Philip Rooke, incoming chief executive at customized clothing company Spreadshirt.com , has big plans for the company. Chloe Rigby talked to him about his ambitions and the development of ‘c-commerce’.
If you stacked the shelves of a warehouse with t-shirts carrying each of the 800,000 designs on offer through Spreadshirt.com in five colours and every size, you’d need a shop the size of Holland, says Philip Rooke, new chief executive of the customized clothing company. He adds: “Under EU regulations you also have to have toilets and coffee shops and facilities the size of Belgium to go with it – and I haven’t yet worked out where to put the car park. But you can see the scale of what we can offer.”
It’s that sense of scale that underlies Spreadshirt’s vision of its future. For having promoted Philip Rooke from chief marketing officer to chief executive in May this year, the company is now looking beyond its own retail boundaries. Instead of being a seller of customized clothing, the company now aims to be a platform upon which other businesses can build their own ventures.
In practice, that might mean niche partner businesses adding themed t-shirts to their range, selling them through a Facebook shop or through Amazon, or in future even selling straight from a blog. Such themes already range from funny t-shirts for caravanners, to Chuck Norris facts. Dave Cameron facts were also a short-lived theme last year (“bit of a smaller market, it turns out,” says Rooke) while t-shirts praising Pippa Middleton’s rear were also a three-day wonder immediately after the Royal Wedding.
But this might also mean larger businesses extending the ranges they carry in store through the Spreadshirt technology. Lidl aprons, for example, are already available through Spreadshirt, while the company has worked with cartoon characters to make available some less widely popular characters on t-shirts that wouldn’t be stocked in a store but might have a niche following. “The big difference is,” explains Rooke, “if our platform allows people to do new forms of business or create new business ideas without it having to be individual customization every time, we’re enabling many more things to happen.”
It’s an interesting take on the internet business model from someone who is certainly a veteran of online shopping. The 43-year-old from Wiltshire started out in newspaper advertising and has been working in ecommerce for 15 years. His previous roles include chief executive of iVillage, bought in 2003 by Tesco and thus a move to Tesco.com as a director. He also launched US skincare retailer Skinstore.com in the UK.
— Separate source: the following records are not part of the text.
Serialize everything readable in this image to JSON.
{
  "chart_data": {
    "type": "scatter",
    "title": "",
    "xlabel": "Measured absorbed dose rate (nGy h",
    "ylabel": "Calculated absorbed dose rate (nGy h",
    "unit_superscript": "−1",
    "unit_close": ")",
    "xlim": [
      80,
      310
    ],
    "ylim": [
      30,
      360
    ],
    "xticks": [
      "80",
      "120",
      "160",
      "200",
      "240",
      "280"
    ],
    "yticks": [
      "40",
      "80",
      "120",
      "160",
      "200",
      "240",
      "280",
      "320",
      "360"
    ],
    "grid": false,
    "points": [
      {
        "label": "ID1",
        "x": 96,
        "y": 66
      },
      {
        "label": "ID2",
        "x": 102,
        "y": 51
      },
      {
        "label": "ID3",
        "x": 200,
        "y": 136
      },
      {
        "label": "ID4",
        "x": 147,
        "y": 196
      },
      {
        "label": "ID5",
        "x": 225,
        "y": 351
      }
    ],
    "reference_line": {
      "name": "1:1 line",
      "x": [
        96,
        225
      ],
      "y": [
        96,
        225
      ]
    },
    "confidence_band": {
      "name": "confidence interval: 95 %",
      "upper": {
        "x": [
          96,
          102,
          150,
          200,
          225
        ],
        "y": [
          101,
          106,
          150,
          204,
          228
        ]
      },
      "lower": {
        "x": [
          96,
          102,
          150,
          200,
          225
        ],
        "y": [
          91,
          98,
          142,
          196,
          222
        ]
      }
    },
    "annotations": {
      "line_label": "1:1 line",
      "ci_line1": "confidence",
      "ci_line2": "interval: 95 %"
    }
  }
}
That experience means that Rooke is old enough to have predicted online shopping would never work, something he chuckles at today, but it also means that he’s already seen a lot of ideas that are coming around for a second time today. “The thing that always surprises me, and I was in before the first dotcom boom by several years, is that people get very excited about impractical business plans,” he says.
So how will ecommerce develop in the future? Rooke predicts that multichannel is the way forwards, and he points to the electrical market for an idea of how the clothing sector will change. There, people still go to the shop for their ideas about what they want and what works together, before turning online to make a purchase, either because it’s cheaper or because it’s easier to get it delivered.
“For clothing the same type of thing is going to happen. Themes of what people like in terms of colours, styles still have to be built up in the high street, but deciding exactly what design goes on it, or for getting to a wider choice, this is something customers will be able to do online.”
That will be the same for Spreadshirt.com. “Our future is very much going to have to involve working with offline retailers who can provide a look and a feel of what they might want to do. Then maybe other sizes, other colours and other designs will be available through the online site, provided by us.”
Rooke also predicts a more international future for ecommerce. He himself now lives in Berlin, working for a site that sells and markets in 16 countries, nine languages and five currencies, employing around 350 people between headquarters in Germany, its sales functions in the UK, France and the US, as well as factories in Poland, Leipzig and the US. He sees his presence, as an English-speaking chief executive, as part of the internationalization of the business. But he also sees great opportunities in the German market for UK companies as well. “Germany is a great ecommerce country and there’s a hell of a lot of opportunities for UK companies to expand in this country. I think most UK companies have underestimated how far you can go in Germany, if you have good delivery and good service.”